The sky will fall with the first error. You're right about one thing though, it's not the ideal way to do it.

Then why do it that way at all?

Anyway, the "other processes" also have their safety checks.

Specializes in Med/Surg, Academics.
"Dispensing" as a regulatory term is actually different from what the pharmacy does when they prepare a med for use by an RN. "Dispensing" refers to receiving and interpreting a prescription and preparing and labelling it for use by someone not licensed to "administer" a medication. As nurses, we are licensed to administer medications, which means we can legally skip the "dispense" step and instead directly interpret the physicians order and administer the medication without it being "dispensed".

Can you provide a link to where you got this information? The way you have described the word "dispense" hinges on who (RN or patient) will actually be administering the medication, licensed or not and not all the checks that pharmacists do.

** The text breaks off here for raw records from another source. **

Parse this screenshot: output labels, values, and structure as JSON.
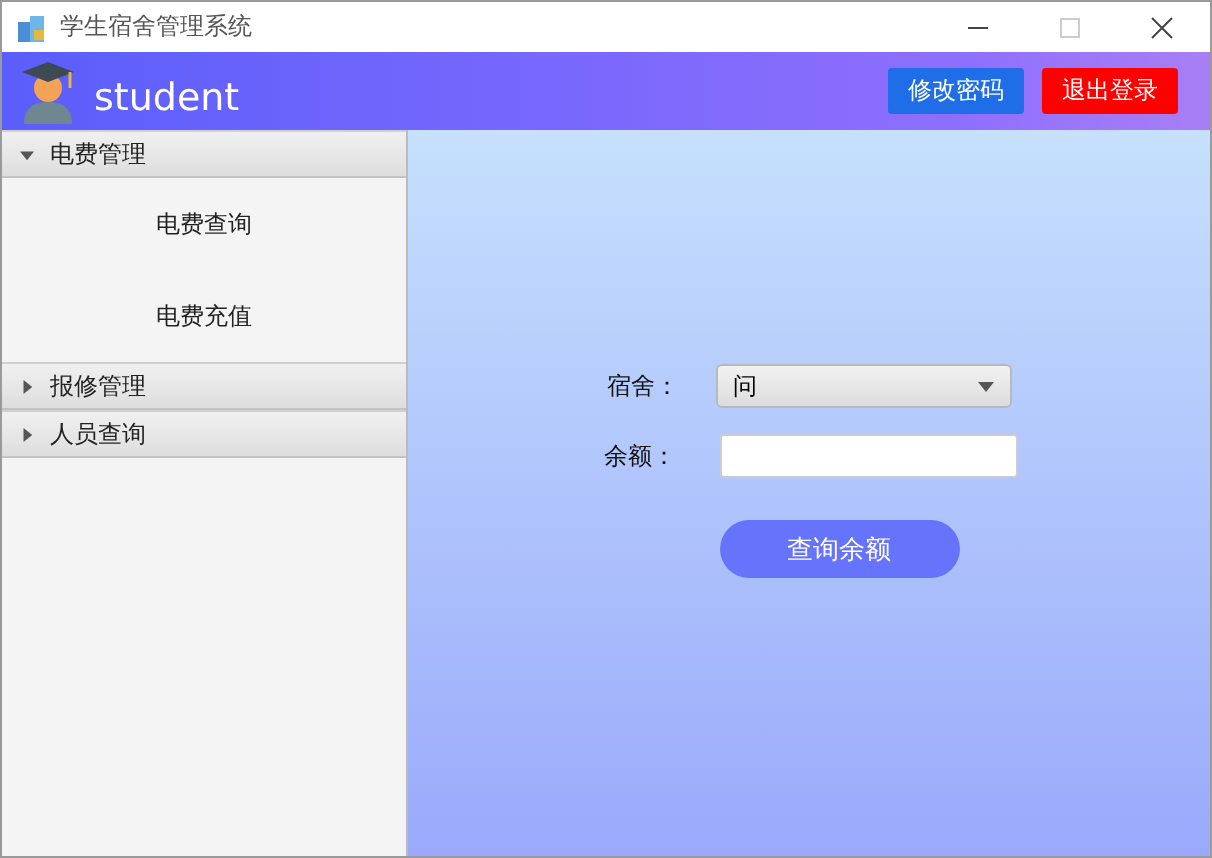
{
  "window": {
    "title": "学生宿舍管理系统"
  },
  "header": {
    "username": "student",
    "buttons": [
      {
        "label": "修改密码",
        "kind": "primary"
      },
      {
        "label": "退出登录",
        "kind": "danger"
      }
    ]
  },
  "sidebar": {
    "sections": [
      {
        "label": "电费管理",
        "expanded": true,
        "items": [
          "电费查询",
          "电费充值"
        ]
      },
      {
        "label": "报修管理",
        "expanded": false
      },
      {
        "label": "人员查询",
        "expanded": false
      }
    ]
  },
  "form": {
    "dorm_label": "宿舍：",
    "dorm_value": "问",
    "balance_label": "余额：",
    "query_button": "查询余额"
  }
}
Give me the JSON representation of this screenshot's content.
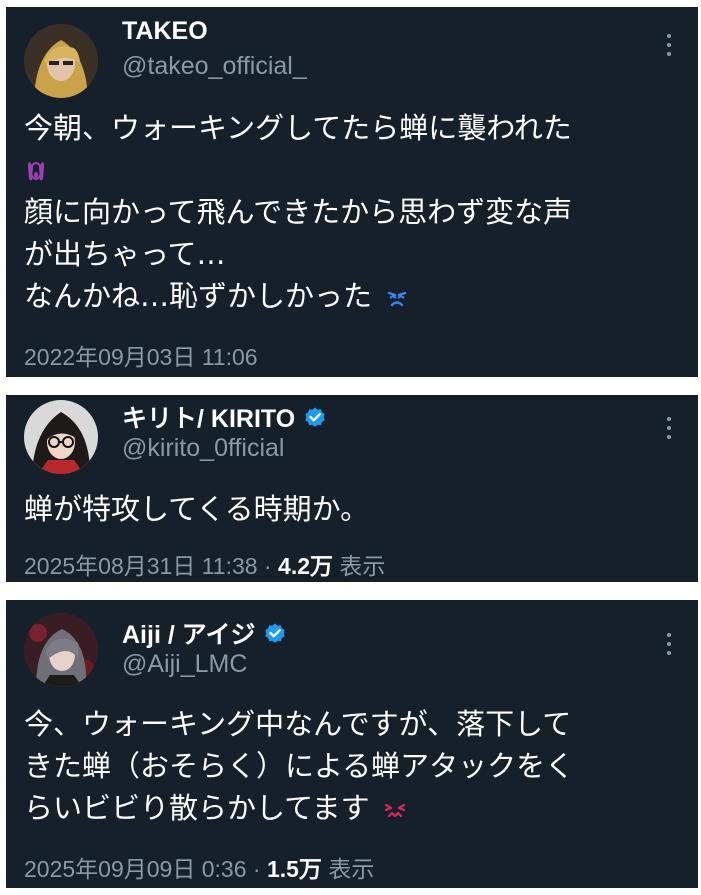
{
  "tweets": [
    {
      "name": "TAKEO",
      "verified": false,
      "handle": "@takeo_official_",
      "lines": [
        "今朝、ウォーキングしてたら蝉に襲われた",
        "",
        "顔に向かって飛んできたから思わず変な声",
        "が出ちゃって…",
        "なんかね…恥ずかしかった"
      ],
      "emojis": [
        "scream-emoji",
        "tired-face-emoji"
      ],
      "timestamp": "2022年09月03日 11:06"
    },
    {
      "name": "キリト/ KIRITO",
      "verified": true,
      "handle": "@kirito_0fficial",
      "lines": [
        "蝉が特攻してくる時期か。"
      ],
      "timestamp": "2025年08月31日 11:38",
      "sep": "·",
      "views": "4.2万",
      "views_label": "表示"
    },
    {
      "name": "Aiji / アイジ",
      "verified": true,
      "handle": "@Aiji_LMC",
      "lines": [
        "今、ウォーキング中なんですが、落下して",
        "きた蝉（おそらく）による蝉アタックをく",
        "らいビビり散らかしてます"
      ],
      "emojis": [
        "confounded-emoji"
      ],
      "timestamp": "2025年09月09日 0:36",
      "sep": "·",
      "views": "1.5万",
      "views_label": "表示"
    }
  ],
  "colors": {
    "card_bg": "#15202b",
    "text": "#ffffff",
    "secondary": "#8b98a5",
    "verified": "#1d9bf0"
  }
}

I'm not a pharmacist, so I'm not sure if it would be appropriate for me to interpret a physician's order. I have not been trained in med interactions or all the lab values that need to be reviewed or all the indications for a med before being ok with a medication order.

Specializes in Home Health (PDN), Camp Nursing.

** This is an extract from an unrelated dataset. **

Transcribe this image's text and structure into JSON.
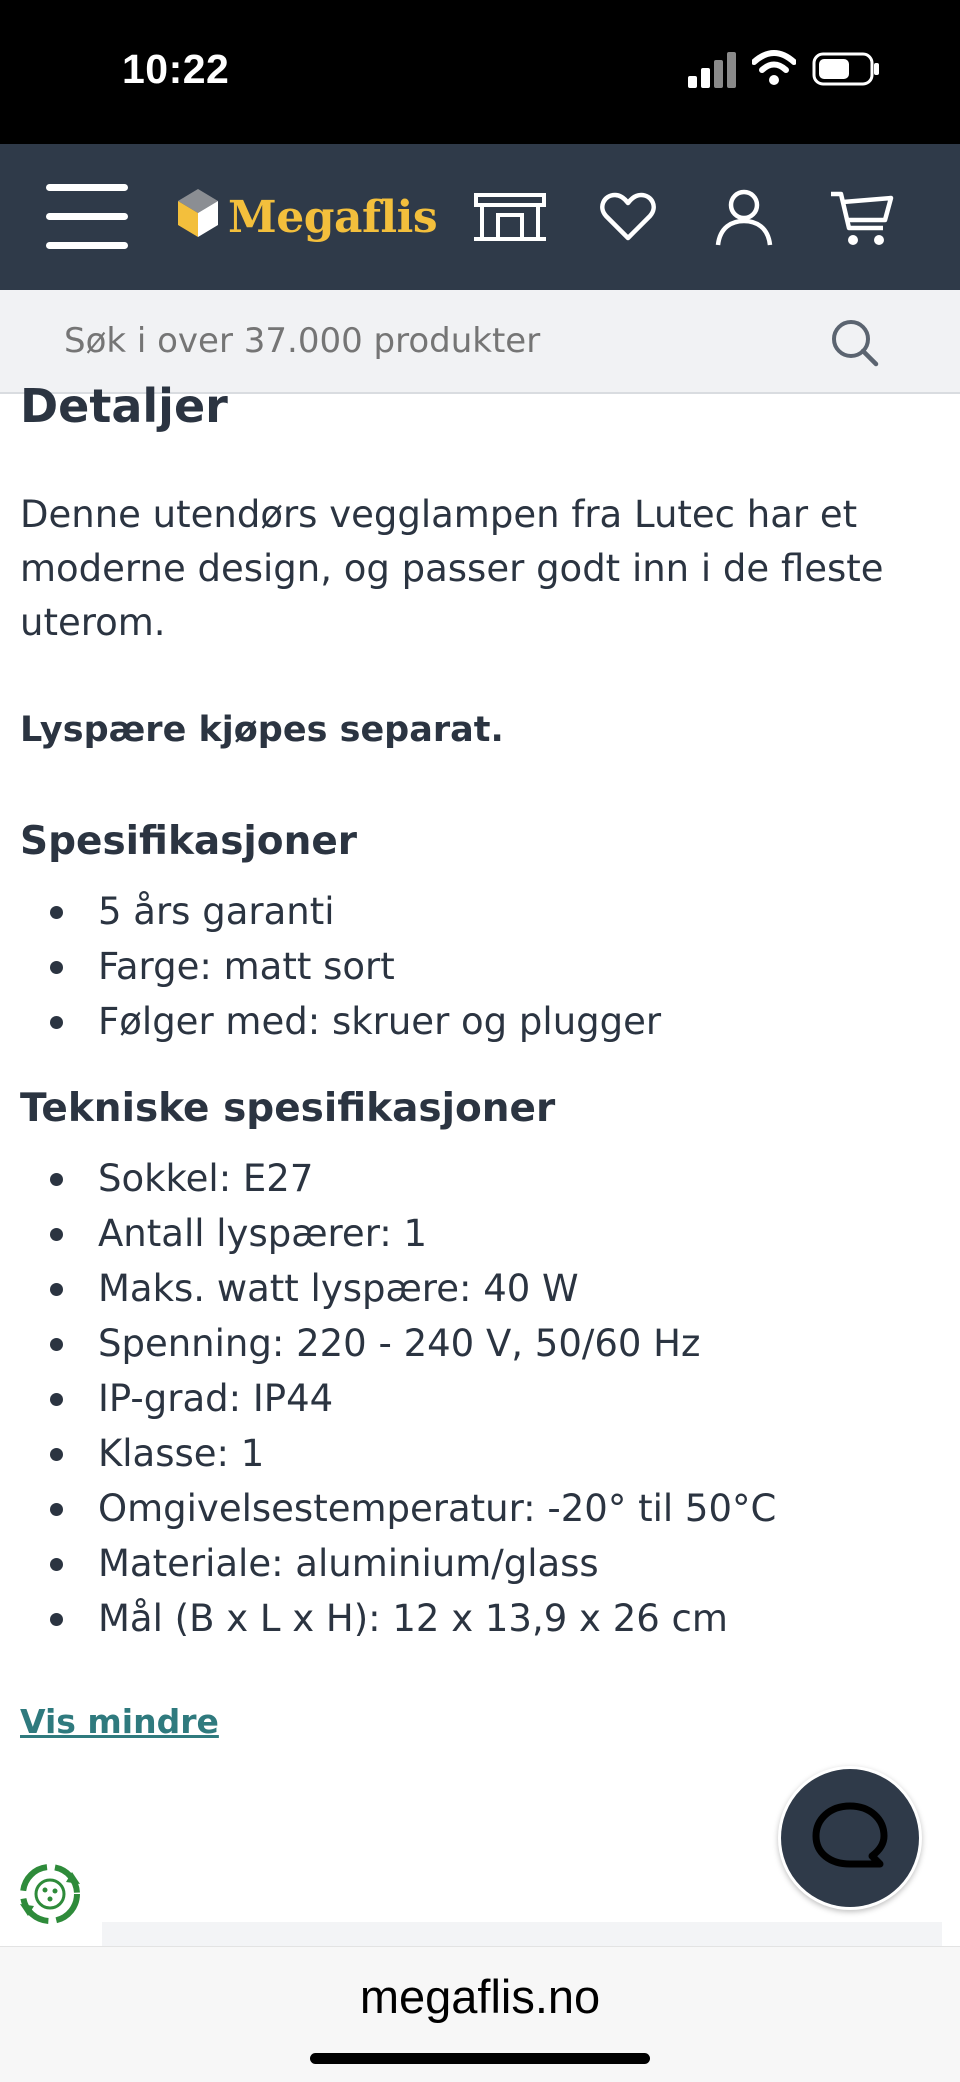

Ok so the reason this works is because of the setting, and the label system.

On the dialysis unit I worked on the medication labels were printed the night before. They have the patents name, MRN, drug, dose, and then a spot for your initials and the time. A nurse draws them up completing the label. More often then not I would give them myself but if the RN was charging that day I would often pick up the drugs and give them. They are correctly labeled, you know what's in there as well as you do when you get meds from the pharmacy. Which is to say you really don't. You don't know what pill looks like what or what clear liquid in a syringe is REALLY, you trust the label.

The administering nurse walks over to the patent, confirmes the correct patent, checks the order on the chair side charting against the label, administers and documents.

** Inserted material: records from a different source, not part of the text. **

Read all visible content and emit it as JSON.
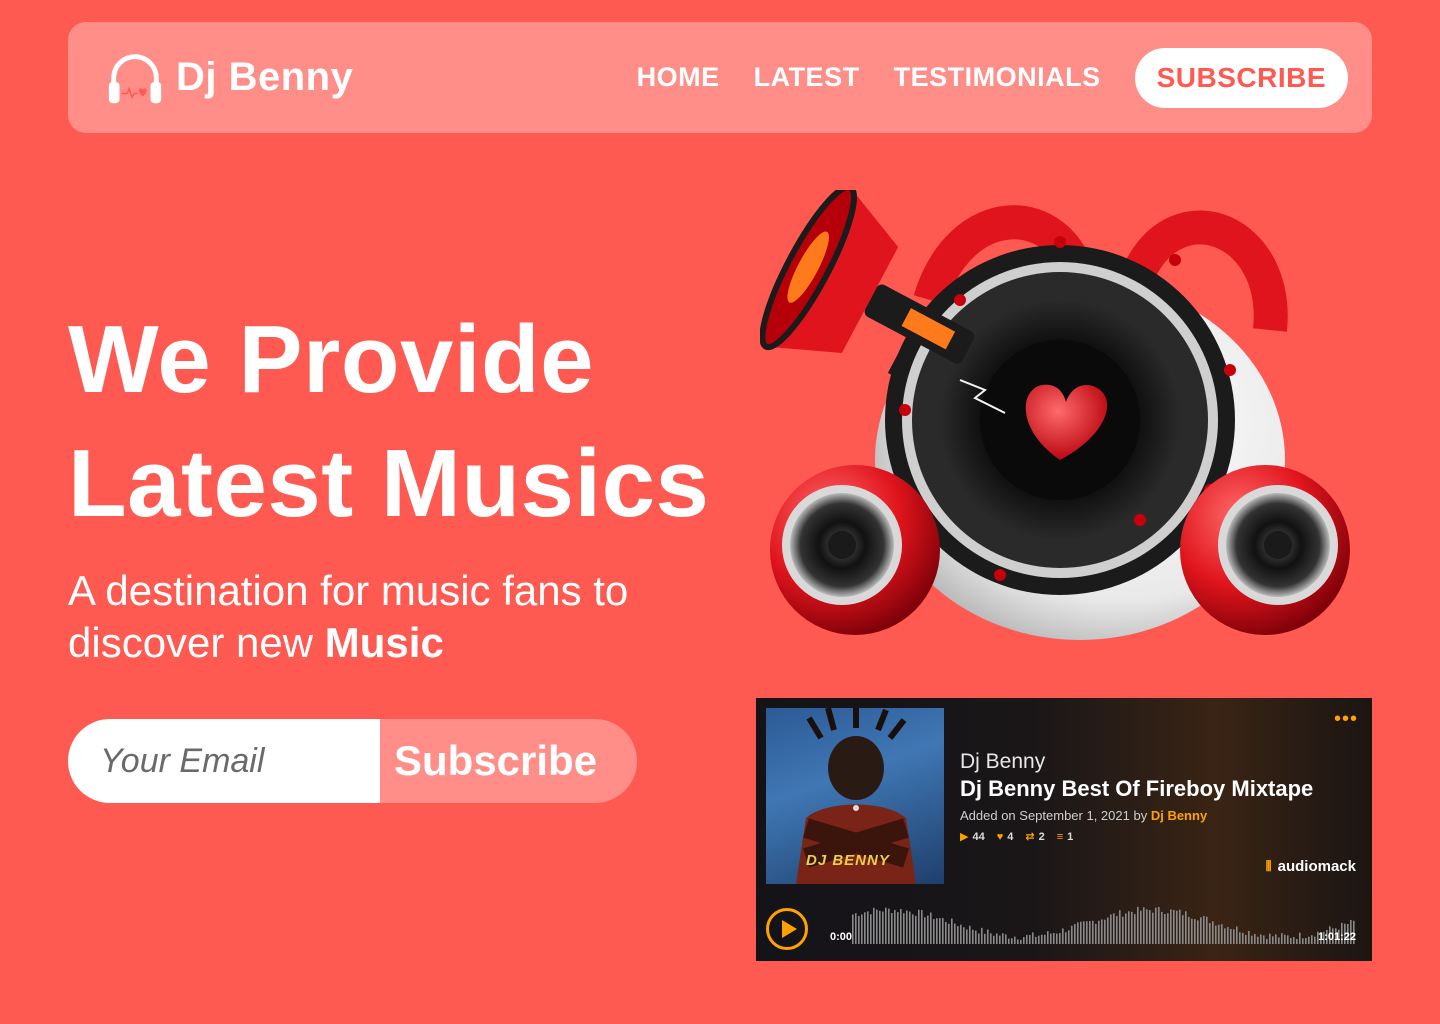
{
  "brand": {
    "name": "Dj Benny",
    "logo_icon": "headphones-heart-icon"
  },
  "nav": {
    "links": [
      {
        "label": "HOME"
      },
      {
        "label": "LATEST"
      },
      {
        "label": "TESTIMONIALS"
      }
    ],
    "subscribe_label": "SUBSCRIBE"
  },
  "hero": {
    "title_line1": "We Provide",
    "title_line2": "Latest Musics",
    "subtitle_prefix": "A destination for music fans to discover new",
    "subtitle_bold": "Music"
  },
  "email_form": {
    "placeholder": "Your Email",
    "button_label": "Subscribe"
  },
  "player": {
    "artist": "Dj Benny",
    "title": "Dj Benny Best Of Fireboy Mixtape",
    "added_prefix": "Added on September 1, 2021 by",
    "added_by": "Dj Benny",
    "cover_text": "DJ BENNY",
    "stats": {
      "plays": "44",
      "likes": "4",
      "reposts": "2",
      "playlists": "1"
    },
    "brand": "audiomack",
    "time_start": "0:00",
    "time_end": "1:01:22",
    "accent": "#ffa200"
  },
  "colors": {
    "background": "#ff5a52",
    "navbar": "#ff8d88",
    "accent": "#ff5a52"
  }
}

The trick here is that it's dialysis. There are maybe five push drugs routinely given, and maybe the same number of IV infusions. There are no narcotics, so unless you want to divert iron that's not a concern. It's a leagal and well established practice that is done by the one of the big two I worked for in every clinic I worked at.

As far as LPNs, they can practice right up the the limits of the nursing act. I think a lot of folks would be supprised what LPNs can leagaly do. My state is a my not state, so LPNs May do anything not specifically forbidden in the practice act. Facilities may restrict obviously, but unless the law says no, it's leagal.

Specializes in Adult Primary Care.

I have only given meds drawn up by someone else in an emergency situation. I'm curious to hear what "Bjwojcik" has to say.

To those of you saying that you would only give medications drawn by another during an emergency situation, what makes this different? If your concern is that the medication wasn't properly prepared, don't you think that the increased stress and anxiety during an emergency is going to greatly increase the probability that an error will occur?

Specializes in PICU, Sedation/Radiology, PACU.
Technically, there were two people in the pharmacy who already did a check on it--the pharm tech and the pharmacist. In this scenario, there is no way to do a check. It's completely gone.

Not to mention, NO ONE will let the administering RN off the hook if it was the wrong med. All the rationalizations in the world using a different role with different scope to compare it to will change that.

As was stated earlier in this post, the pharmacist is not directly observing the tech draw up the medication, print out the label, and label the syringe. The pharmacist is verifying the the information on the label and volume in the syringe match the order. The potential that the person preparing the med drew up the wrong drug exists in either scenario.